Every now and then we make an effort to clear the backlog of newspapers sitting on chairs in our office in the Baxter Building. And like prospectors panning for gold, we usually stumble across a nugget or two that makes the effort worthwhile.

This week it was a column, on the end of the latest session of Parliament, by Lawrence Martin in the Globe and Mail.

The piece, 'Harper's angry-man syndrome dominated Parliament', (June 18/07), at first got a cursory skim-through. Blah blah, the usual, blah blah, Stephen Harper is bad, the Conservatives are bad, if only they were more liberal everything would be good, blah blah. But as we turned the pages, a nagging something kept saying "Go back." We've learned to listen to that little voice, so back we went.

Blah blah, Stephen Harper is bad, the Conservatives are bad, blah blah. Same old...


But 'nagging something' said keep reading. So, again, we read the column. Slower, line by line.

"He took on the media, creating unnecessary frictions." Was that it?

A small, cheap shot.

Martin fails to mention he's a member of the Parliamentary Press Gallery that is openly feuding with the Prime Minister. As such he's not an unbiased observer of Parliament, he's an open adversary to Stephen Harper. The Globe and Mail proudly maintains a boycott of Harper press conferences and as such must be considered biased in its coverage of Stephen Harper until proven otherwise.


Martin, more than other Globe journalists except maybe Jeffrey Simpson, has an extra reason to slag Stephen Harper.

Martin was exposed as one of the journalists (like Simpson) who got tossed an extra bone or two by the Liberals for his, uh, expertise. Records show Martin collected $2,500 in 2005, to speak to managers in the Department of Justice on "Leadership in the New Canada." and another $4000 the same year for a speech to civil servants in training.


Now, he'll say it was only a measly $6,500 in walking-around money. Sure it was in what was expected to be an election year but that little bit of change couldn't buy him off--- he's a professional, he's above bias, yesserie Bob, he's got editors, and he doesn't write in his pyjamas.

So, maybe it wasn't his Press Gallery allegiance that was calling out to us. What was it?

The column was all about how the last session of Parliament was ugly, rancourous, and mean-spirited and it was all Stephen Harper's fault. Why? Because he's angry.

'Angry' has replaced 'scary' in the lexicon of liberal pundits.

"Where does all the bitterness come from?" asked Martin, who proceeded to indulge in some crackerbarrel psychoanalysis. Harper was "apart as a youth." He had a tendency to "turn away." Sometimes he would "go dark." (Okay, we don't know what he's talking about either.)

But it's got to be bad, because, dammit, he's just not a team player.

"Governance in Canada, most experts would agree, is about consensus-building.
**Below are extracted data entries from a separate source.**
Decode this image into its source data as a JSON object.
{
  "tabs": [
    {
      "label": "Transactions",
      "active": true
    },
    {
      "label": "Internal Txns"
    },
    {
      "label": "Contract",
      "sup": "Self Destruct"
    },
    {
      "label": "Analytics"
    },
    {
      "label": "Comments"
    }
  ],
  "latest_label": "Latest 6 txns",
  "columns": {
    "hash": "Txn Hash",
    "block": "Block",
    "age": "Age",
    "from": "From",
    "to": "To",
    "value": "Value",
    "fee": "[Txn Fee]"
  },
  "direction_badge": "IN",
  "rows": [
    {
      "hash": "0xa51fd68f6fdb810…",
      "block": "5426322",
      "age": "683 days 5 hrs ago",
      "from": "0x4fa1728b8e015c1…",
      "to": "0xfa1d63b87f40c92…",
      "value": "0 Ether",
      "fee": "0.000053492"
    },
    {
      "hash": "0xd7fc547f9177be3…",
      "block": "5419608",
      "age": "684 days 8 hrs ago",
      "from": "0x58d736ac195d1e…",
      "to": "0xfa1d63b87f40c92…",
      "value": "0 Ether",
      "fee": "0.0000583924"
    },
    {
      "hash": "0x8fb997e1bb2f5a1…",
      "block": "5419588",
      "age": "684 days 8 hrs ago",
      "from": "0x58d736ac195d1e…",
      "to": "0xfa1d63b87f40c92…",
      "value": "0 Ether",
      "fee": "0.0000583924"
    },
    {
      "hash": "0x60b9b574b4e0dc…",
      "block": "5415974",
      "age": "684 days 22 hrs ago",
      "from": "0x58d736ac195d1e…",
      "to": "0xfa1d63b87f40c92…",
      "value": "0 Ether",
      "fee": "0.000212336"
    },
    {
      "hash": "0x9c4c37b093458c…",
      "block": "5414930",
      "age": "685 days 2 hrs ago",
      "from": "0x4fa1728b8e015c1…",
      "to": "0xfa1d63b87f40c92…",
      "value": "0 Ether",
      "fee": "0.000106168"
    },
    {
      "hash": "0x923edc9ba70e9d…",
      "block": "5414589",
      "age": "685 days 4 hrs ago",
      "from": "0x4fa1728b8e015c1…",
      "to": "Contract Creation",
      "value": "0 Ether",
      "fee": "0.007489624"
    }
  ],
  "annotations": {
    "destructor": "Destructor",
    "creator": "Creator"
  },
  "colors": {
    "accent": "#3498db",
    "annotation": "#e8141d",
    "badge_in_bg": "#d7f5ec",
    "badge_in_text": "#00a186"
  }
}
Patience, compromise, reaching out...For him, politics is chiefly about confrontation."He gives some examples. Harper wasn't conciliatory enough to Bono, the rock star Liberals love. He actually expected members of his party to vote for the budget rather than vote to bring down the government.
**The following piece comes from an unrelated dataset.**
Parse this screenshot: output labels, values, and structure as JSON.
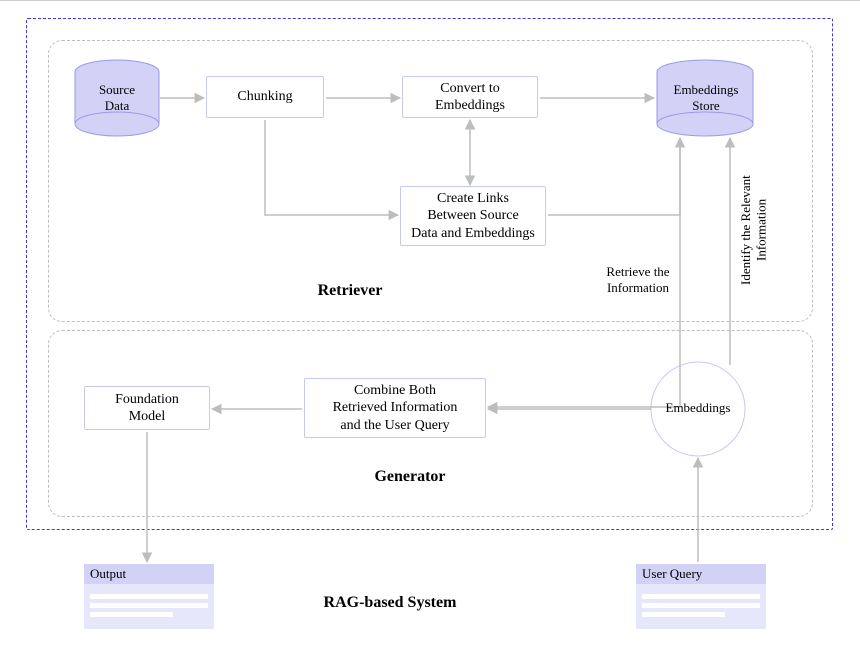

"He took on the provinces, threatening legal action." Actually, Lawrence, it was the other way around, Harper challenged the provinces to sue him -- but we quibble over the facts.

And then it dawned on us.

Lawrence Martin was exhibiting the signs of Harperphobia --- a specific fear of something he hadn't seen before and couldn't understand. Something known as---a leader.

It's a strange animal almost never seen on Parliament Hill, hence the attempt to put it into the safe, familiar context of liberal mythology --- "consensus-building, compromise, reaching out---oh God, yes, reaching out."

Harper, well, he's just un-Canadian. Can you believe he once actually enrolled in the University of Toronto---Toronto, dammit---and quit, Martin chokes. How much more proof do you need?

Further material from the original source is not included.